Le professeur de Bâtiment à l'Université de Grenade (UGR) Javier Lafuente souligne de nouvelles techniques de construction, comme c'est le cas des systèmes hydrauliques qui fonctionnent comme des amortisseurs et des dissipateurs d'énergie, pour renforcer la sécurité des bâtiments face aux mouvements sismiques
Ces systèmes agissent comme les pistons d'un véhicule, absorbant et dissipant l'énergie tellurique pour que les structures ne s'effondrent pas, et pourraient être des mesures à intégrer dans les protocoles de construction pour ainsi renforcer la sécurité des bâtiments dans les zones sensibles à l'activité sismique, comme c'est le cas de l'Espagne, et plus précisément de l'Andalousie, de Murcie et d'une grande partie du Levant espagnol.
Dans des déclarations à Europa Press, Lafuente souligne que la construction de la capitale de Grenade et de la zone métropolitaine a répondu "très bien" à la séquence de tremblements de terre qui a commencé le 14 août dernier parce que la construction a été réalisée depuis les années soixante-dix en tenant compte de cette réalité. "Il faut rester calme", souligne ce professeur de l'UGR.
En effet, tout projet de construction à Grenade part, en premier lieu, d'un étude géotechnique du terrain, suivi d'une fondation sur dalle de béton et non sur des piliers individuels. Un système de construction antisismique qui donne "une certaine élasticité" aux constructions pour qu'elles "ne s'effondrent pas". Qu'un bâtiment se mette à vibrer lorsqu'il y a un tremblement de terre est, donc, un bon signe, explique le professeur Lafuente.

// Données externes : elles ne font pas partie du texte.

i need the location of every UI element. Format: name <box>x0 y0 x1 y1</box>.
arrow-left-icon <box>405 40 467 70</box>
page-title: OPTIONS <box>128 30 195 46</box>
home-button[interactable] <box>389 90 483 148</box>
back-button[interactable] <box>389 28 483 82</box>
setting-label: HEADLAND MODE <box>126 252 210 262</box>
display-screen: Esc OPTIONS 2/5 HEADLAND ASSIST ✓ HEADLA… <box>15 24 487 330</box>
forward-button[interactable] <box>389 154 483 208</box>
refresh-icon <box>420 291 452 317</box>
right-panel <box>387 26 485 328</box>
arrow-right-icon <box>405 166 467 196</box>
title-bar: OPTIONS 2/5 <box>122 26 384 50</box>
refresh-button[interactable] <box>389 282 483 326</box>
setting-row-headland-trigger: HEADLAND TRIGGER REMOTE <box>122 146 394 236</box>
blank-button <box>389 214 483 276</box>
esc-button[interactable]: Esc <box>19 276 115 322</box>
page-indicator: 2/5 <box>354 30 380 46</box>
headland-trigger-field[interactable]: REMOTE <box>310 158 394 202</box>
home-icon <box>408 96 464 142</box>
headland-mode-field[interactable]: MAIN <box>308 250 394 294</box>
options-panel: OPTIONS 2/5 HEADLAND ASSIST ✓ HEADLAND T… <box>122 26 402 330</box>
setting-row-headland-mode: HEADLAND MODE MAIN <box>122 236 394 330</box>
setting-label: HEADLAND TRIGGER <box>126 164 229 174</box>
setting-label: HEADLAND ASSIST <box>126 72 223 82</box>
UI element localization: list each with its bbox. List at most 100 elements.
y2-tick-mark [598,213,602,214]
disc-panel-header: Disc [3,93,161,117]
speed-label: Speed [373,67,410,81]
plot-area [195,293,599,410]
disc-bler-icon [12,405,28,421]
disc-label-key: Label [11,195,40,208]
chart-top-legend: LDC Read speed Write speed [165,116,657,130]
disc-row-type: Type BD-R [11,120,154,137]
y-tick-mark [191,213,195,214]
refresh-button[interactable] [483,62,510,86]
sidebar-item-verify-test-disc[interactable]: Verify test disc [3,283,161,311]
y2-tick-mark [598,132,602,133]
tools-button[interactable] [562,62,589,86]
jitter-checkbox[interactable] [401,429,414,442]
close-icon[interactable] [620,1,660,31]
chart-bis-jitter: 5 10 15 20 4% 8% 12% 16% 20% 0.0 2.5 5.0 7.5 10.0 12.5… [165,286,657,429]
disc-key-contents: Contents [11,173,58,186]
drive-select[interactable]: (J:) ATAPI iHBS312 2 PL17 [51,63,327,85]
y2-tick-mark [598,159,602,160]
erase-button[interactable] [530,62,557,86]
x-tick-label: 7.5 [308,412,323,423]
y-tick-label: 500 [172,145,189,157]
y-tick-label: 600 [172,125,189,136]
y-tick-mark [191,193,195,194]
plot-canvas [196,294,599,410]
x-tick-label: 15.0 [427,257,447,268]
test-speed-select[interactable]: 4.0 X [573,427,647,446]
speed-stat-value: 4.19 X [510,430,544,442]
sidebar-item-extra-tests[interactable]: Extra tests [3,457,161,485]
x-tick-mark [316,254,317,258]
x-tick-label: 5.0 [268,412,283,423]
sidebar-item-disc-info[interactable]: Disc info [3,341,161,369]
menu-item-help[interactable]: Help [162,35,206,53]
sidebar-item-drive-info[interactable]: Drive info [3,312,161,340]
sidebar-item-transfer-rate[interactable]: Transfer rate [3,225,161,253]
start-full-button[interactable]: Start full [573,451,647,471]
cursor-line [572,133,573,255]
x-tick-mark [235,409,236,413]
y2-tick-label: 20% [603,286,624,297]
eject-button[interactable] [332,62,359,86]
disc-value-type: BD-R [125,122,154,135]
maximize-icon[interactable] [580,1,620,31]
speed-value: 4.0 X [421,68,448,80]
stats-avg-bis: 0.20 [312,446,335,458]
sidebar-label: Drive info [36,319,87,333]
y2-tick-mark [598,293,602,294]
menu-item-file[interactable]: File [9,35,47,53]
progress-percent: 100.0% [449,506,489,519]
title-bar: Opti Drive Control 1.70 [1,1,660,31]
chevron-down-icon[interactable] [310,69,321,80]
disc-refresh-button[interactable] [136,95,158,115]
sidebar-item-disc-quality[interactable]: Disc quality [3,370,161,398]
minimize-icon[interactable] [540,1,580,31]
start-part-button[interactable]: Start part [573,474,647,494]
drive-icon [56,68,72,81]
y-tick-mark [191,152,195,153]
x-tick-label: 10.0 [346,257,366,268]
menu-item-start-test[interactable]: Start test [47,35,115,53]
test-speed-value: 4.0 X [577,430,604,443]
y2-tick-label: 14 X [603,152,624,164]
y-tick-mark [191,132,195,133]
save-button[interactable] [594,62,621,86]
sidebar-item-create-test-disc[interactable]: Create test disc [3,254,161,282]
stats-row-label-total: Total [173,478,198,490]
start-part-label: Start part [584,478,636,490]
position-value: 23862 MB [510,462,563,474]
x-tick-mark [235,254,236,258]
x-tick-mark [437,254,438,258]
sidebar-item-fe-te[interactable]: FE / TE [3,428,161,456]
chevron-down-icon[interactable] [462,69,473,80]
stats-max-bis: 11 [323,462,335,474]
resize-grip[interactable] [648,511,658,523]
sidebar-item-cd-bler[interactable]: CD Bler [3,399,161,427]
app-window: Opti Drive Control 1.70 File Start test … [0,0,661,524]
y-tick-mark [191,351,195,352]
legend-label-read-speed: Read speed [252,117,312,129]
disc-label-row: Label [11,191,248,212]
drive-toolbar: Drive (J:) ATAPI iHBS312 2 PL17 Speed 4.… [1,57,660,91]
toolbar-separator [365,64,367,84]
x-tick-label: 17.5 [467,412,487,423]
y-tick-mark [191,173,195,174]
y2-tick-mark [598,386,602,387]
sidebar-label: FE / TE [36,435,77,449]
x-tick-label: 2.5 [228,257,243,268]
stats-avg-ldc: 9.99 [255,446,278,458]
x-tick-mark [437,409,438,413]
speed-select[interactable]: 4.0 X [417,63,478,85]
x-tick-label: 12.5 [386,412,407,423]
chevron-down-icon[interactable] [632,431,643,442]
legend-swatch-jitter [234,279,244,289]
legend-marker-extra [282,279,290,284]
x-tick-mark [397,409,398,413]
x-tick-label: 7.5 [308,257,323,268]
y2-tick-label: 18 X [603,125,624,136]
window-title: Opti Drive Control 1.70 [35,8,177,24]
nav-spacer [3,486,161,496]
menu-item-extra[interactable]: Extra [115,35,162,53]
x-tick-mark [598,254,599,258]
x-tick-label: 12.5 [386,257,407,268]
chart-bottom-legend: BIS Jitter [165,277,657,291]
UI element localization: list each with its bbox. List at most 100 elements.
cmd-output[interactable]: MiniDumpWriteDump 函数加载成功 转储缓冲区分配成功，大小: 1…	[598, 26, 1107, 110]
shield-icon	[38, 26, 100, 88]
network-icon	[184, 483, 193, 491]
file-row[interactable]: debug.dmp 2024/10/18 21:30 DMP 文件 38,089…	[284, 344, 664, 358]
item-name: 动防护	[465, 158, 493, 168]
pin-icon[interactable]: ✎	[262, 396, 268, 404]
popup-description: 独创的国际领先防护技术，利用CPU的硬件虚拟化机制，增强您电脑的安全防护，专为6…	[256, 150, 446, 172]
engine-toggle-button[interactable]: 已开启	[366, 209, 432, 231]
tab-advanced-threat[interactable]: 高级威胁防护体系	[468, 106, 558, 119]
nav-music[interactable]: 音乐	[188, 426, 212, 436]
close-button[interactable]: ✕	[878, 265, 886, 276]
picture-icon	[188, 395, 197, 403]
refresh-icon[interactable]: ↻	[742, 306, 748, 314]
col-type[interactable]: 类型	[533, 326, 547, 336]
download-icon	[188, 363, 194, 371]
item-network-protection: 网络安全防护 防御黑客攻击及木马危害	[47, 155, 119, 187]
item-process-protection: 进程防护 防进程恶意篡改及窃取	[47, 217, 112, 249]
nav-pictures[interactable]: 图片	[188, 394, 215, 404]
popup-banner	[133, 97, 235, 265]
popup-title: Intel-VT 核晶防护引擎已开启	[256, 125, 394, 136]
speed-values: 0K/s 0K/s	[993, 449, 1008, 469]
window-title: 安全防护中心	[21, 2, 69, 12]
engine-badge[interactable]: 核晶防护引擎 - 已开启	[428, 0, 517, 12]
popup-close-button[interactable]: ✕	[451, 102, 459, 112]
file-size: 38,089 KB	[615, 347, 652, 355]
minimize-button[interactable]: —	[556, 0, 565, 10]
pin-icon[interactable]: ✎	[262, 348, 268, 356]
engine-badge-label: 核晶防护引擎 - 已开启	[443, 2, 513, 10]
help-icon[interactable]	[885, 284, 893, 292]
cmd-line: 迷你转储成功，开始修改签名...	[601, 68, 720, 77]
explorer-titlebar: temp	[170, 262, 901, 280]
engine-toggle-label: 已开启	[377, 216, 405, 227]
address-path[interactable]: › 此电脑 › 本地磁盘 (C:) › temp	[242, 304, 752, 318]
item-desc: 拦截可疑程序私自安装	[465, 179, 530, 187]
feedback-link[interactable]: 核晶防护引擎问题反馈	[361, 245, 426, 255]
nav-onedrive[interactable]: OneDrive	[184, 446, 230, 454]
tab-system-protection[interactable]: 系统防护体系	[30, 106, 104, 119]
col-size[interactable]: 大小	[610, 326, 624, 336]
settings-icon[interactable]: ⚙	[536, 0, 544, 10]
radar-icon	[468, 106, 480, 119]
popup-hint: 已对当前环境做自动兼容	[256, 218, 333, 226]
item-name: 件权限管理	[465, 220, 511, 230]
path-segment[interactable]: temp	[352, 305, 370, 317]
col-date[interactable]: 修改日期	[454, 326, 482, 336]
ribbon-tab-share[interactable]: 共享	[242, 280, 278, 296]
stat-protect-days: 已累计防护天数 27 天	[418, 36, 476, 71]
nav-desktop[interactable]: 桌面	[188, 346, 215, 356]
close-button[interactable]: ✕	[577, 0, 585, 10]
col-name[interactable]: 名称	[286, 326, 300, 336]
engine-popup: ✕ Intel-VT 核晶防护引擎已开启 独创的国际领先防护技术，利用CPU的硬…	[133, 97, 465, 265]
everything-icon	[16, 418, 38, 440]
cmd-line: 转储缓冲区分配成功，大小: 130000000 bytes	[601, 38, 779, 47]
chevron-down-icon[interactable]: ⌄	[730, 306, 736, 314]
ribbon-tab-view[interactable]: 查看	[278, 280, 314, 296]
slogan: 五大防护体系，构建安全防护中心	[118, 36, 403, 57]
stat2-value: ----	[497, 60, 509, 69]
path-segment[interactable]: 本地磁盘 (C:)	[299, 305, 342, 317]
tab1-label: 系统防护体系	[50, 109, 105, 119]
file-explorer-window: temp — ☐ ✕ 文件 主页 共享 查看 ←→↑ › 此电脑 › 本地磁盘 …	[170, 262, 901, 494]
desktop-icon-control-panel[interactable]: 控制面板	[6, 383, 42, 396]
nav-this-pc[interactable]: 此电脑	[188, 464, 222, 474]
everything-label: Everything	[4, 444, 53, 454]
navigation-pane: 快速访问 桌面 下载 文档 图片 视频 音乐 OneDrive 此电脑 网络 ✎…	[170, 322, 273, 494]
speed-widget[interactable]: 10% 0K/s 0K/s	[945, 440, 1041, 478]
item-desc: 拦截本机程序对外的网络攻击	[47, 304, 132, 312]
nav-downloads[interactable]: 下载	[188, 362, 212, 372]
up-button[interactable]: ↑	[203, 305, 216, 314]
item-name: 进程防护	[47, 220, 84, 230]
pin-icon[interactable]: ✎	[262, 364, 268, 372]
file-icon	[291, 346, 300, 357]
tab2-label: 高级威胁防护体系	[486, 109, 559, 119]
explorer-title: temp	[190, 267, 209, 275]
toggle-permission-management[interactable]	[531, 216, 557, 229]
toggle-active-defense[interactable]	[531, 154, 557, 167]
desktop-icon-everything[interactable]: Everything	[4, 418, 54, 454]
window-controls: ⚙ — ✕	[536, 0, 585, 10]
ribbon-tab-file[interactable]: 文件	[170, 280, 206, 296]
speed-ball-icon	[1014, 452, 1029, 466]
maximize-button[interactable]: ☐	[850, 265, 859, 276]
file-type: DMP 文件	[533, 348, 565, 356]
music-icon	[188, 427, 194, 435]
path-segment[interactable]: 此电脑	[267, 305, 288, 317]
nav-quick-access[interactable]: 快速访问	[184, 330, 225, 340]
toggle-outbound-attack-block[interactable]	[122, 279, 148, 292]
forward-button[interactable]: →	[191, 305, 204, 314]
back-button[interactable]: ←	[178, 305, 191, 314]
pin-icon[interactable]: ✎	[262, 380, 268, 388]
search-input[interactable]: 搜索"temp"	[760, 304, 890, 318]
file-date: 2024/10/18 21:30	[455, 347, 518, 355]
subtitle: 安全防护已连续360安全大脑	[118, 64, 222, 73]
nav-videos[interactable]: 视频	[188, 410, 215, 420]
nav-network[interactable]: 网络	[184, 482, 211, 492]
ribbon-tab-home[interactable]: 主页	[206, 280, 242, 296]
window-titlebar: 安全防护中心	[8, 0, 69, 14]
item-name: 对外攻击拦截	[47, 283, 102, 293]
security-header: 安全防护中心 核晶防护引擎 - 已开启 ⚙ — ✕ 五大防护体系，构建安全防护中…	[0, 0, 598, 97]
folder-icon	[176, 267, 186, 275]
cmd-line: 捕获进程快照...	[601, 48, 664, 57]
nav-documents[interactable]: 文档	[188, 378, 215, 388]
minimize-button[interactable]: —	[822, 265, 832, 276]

Réviser les protocoles pour une plus grande sécurité
Le président de la Junta d'Andalousie, Juanma Moreno, soulignait ce jeudi que "la province de Grenade est la province où le plus de mouvements sismiques se produisent dans toute l'Espagne" et il soulignait que "il faudra la préparer encore plus et mieux pour que si un tremblement de terre d'une plus grande échelle arrive, les conséquences soient les moindres possibles".
Moreno annonçait que "les protocoles" allaient être révisés et soulignait que "heureusement, depuis l'année 2003 - après le tremblement de terre de Lorca (Murcie) - il existe une réglementation antisismique dans la construction avec laquelle les bâtiments sont construits depuis cette année avec une capacité de résistance sismique", bien qu'il s'engageait également à "tout renforcer pour que tout au long des prochaines années nous puissions avoir, si possible, encore plus de sécurité".
À ce stade, le professeur Lafuente souligne que le protocole espagnol devra s'adapter au code de construction européen qui cherche à "homogénéiser" la manière de construire dans toute l'Europe, où l'Espagne et l'Italie sont les deux pays avec le plus grand risque sismique.